有没有办法部署侧容器并使用不同的工厂来运行Pythonharness进程?正确的做法是什么?
这是 DockerEnvironmentFactory 的补丁:
diff -pr beam-release-2.15.0/runners/java-fn-execution/src/main/java/org/apache/beam/runners/fnexecution/environment/DockerEnvironmentFactory.java beam-release-2.15.0-1/runners/java-fn-execution/src/main/java/org/apache/beam/runners/fnexecution/environment/DockerEnvironmentFactory.java
*** beam-release-2.15.0/runners/java-fn-execution/src/main/java/org/apache/beam/runners/fnexecution/environment/DockerEnvironmentFactory.java 2019-08-14 22:33:41.000000000 +0100
--- beam-release-2.15.0-1/runners/java-fn-execution/src/main/java/org/apache/beam/runners/fnexecution/environment/DockerEnvironmentFactory.java 2019-09-09 16:02:07.000000000 +0100
*************** package org.apache.beam.runners.fnexecut
*** 19,24 ****
--- 19,26 ----
import static org.apache.beam.vendor.guava.v26_0_jre.com.google.common.base.MoreObjects.firstNonNull;
+ import java.net.InetAddress;
+ import java.net.UnknownHostException;
import java.nio.file.Files;
import java.nio.file.Paths;
import java.time.Duration;
*************** public class DockerEnvironmentFactory im
*** 127,133 ****
ImmutableList.<String>builder()
.addAll(gcsCredentialArgs())
// NOTE: Host networking does not work on Mac, but the command line flag is accepted.
! .add("--network=host")
// We need to pass on the information about Docker-on-Mac environment (due to missing
// host networking on Mac)
.add("--env=DOCKER_MAC_CONTAINER=" + System.getenv("DOCKER_MAC_CONTAINER"));
--- 129,135 ----
ImmutableList.<String>builder()
.addAll(gcsCredentialArgs())
// NOTE: Host networking does not work on Mac, but the command line flag is accepted.
! .add("--network=flink")
// We need to pass on the information about Docker-on-Mac environment (due to missing
// host networking on Mac)
.add("--env=DOCKER_MAC_CONTAINER=" + System.getenv("DOCKER_MAC_CONTAINER"));
*************** public class DockerEnvironmentFactory im
*** 222,228 ****
private static ServerFactory getServerFactory() {
ServerFactory.UrlFactory dockerUrlFactory =
! (host, port) -> HostAndPort.fromParts(DOCKER_FOR_MAC_HOST, port).toString();
if (RUNNING_INSIDE_DOCKER_ON_MAC) {
// If we're already running in a container, we need to use a fixed port range due to
// non-existing host networking in Docker-for-Mac.

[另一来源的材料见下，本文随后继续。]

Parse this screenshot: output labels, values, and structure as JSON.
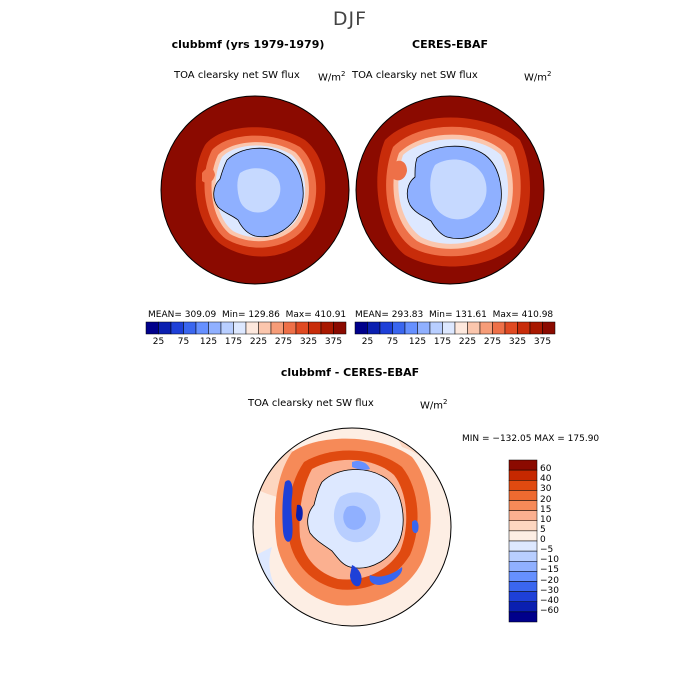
{
  "season": "DJF",
  "colors": {
    "darkred": "#8b0a00",
    "landBlue": "#8fb0ff",
    "ice": "#c6d9ff"
  },
  "panels": [
    {
      "title": "clubbmf (yrs 1979-1979)",
      "variable": "TOA clearsky net SW flux",
      "units": "W/m",
      "units_exp": "2",
      "stats": {
        "mean_label": "MEAN=",
        "mean": "309.09",
        "min_label": "Min=",
        "min": "129.86",
        "max_label": "Max=",
        "max": "410.91"
      }
    },
    {
      "title": "CERES-EBAF",
      "variable": "TOA clearsky net SW flux",
      "units": "W/m",
      "units_exp": "2",
      "stats": {
        "mean_label": "MEAN=",
        "mean": "293.83",
        "min_label": "Min=",
        "min": "131.61",
        "max_label": "Max=",
        "max": "410.98"
      }
    }
  ],
  "top_colorbar": {
    "labels": [
      "25",
      "75",
      "125",
      "175",
      "225",
      "275",
      "325",
      "375"
    ],
    "colors": [
      "#00008b",
      "#0a1fb0",
      "#1e40d8",
      "#3a66ef",
      "#6690ff",
      "#90b0ff",
      "#b8ceff",
      "#dde8ff",
      "#fde8dd",
      "#fbc6ad",
      "#f69c78",
      "#ee7048",
      "#e04a22",
      "#c82c0a",
      "#a81800",
      "#8b0a00"
    ]
  },
  "diff_panel": {
    "title": "clubbmf - CERES-EBAF",
    "variable": "TOA clearsky net SW flux",
    "units": "W/m",
    "units_exp": "2",
    "minmax": "MIN = −132.05  MAX = 175.90",
    "colorbar_labels": [
      "60",
      "40",
      "30",
      "20",
      "15",
      "10",
      "5",
      "0",
      "−5",
      "−10",
      "−15",
      "−20",
      "−30",
      "−40",
      "−60"
    ],
    "colorbar_colors": [
      "#8b0a00",
      "#c62800",
      "#e04a10",
      "#ee6a30",
      "#f68a58",
      "#fbb090",
      "#fdd6c0",
      "#fdeee4",
      "#dde8ff",
      "#b8ceff",
      "#90b0ff",
      "#6690ff",
      "#3a66ef",
      "#1e40d8",
      "#0a1fb0",
      "#00008b"
    ]
  }
}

The port range needs to be published
--- 224,230 ----
private static ServerFactory getServerFactory() {
ServerFactory.UrlFactory dockerUrlFactory =
! (host, port) -> HostAndPort.fromParts(getCanonicalHostName(), port).toString();
if (RUNNING_INSIDE_DOCKER_ON_MAC) {
// If we're already running in a container, we need to use a fixed port range due to
// non-existing host networking in Docker-for-Mac. The port range needs to be published
*************** public class DockerEnvironmentFactory im
*** 237,242 ****
--- 239,252 ----
}
}
+ private static String getCanonicalHostName() throws RuntimeException {
+ try {
+ return InetAddress.getLocalHost().getCanonicalHostName();
+ } catch (UnknownHostException e) {
+ throw new RuntimeException(e);
+ }
+ }
+
/** Provider for DockerEnvironmentFactory. */
public static class Provider implements EnvironmentFactory.Provider {
private final boolean retainDockerContainer;
*************** public class DockerEnvironmentFactory im
*** 269,275 ****
public ServerFactory getServerFactory() {
switch (getPlatform()) {
case LINUX:
! return ServerFactory.createDefault();
case MAC:
return DockerOnMac.getServerFactory();
default:
--- 279,286 ----
public ServerFactory getServerFactory() {
switch (getPlatform()) {
case LINUX:
! return DockerOnMac.getServerFactory();
! // return ServerFactory.createDefault();
case MAC:
return DockerOnMac.getServerFactory();
default:
这是我用来运行 Flink 的 Docker compose 文件:
version: '3.4'
services:
jobmanager:
image: tenx/flink:1.8.1
command: 'jobmanager'
environment:
JOB_MANAGER_RPC_ADDRESS: 'jobmanager'
DOCKER_MAC_CONTAINER: 1
FLINK_JM_HEAP: 128
volumes:
- jobmanager-data:/data
- /var/run/docker.sock:/var/run/docker.sock
ports:
- target: 8081
published: 8081
protocol: tcp
mode: ingress
networks:
- flink
taskmanager:
image: tenx/flink:1.8.1
command: 'taskmanager'
environment:
JOB_MANAGER_RPC_ADDRESS: 'jobmanager'
DOCKER_MAC_CONTAINER: 1
FLINK_TM_HEAP: 1024
TASK_MANAGER_NUMBER_OF_TASK_SLOTS: 2
networks:
- flink
volumes:
- taskmanager-data:/data
- /var/run/docker.sock:/var/run/docker.sock
- /var/folders:/var/folders
volumes:
jobmanager-data:
taskmanager-data:
networks:
flink:
external: true
这是我的 Python 管道:
import apache_beam as beam
import logging
class LogElements(beam.PTransform):
class _LoggingFn(beam.DoFn):
def __init__(self, prefix=''):
super(LogElements._LoggingFn, self).__init__()
self.prefix = prefix
def process(self, element, **kwargs):
logging.info(self.prefix + str(element))
yield element
def __init__(self, label=None, prefix=''):
super(LogElements, self).__init__(label)
self.prefix = prefix
def expand(self, input):
input | beam.ParDo(self._LoggingFn(self.prefix))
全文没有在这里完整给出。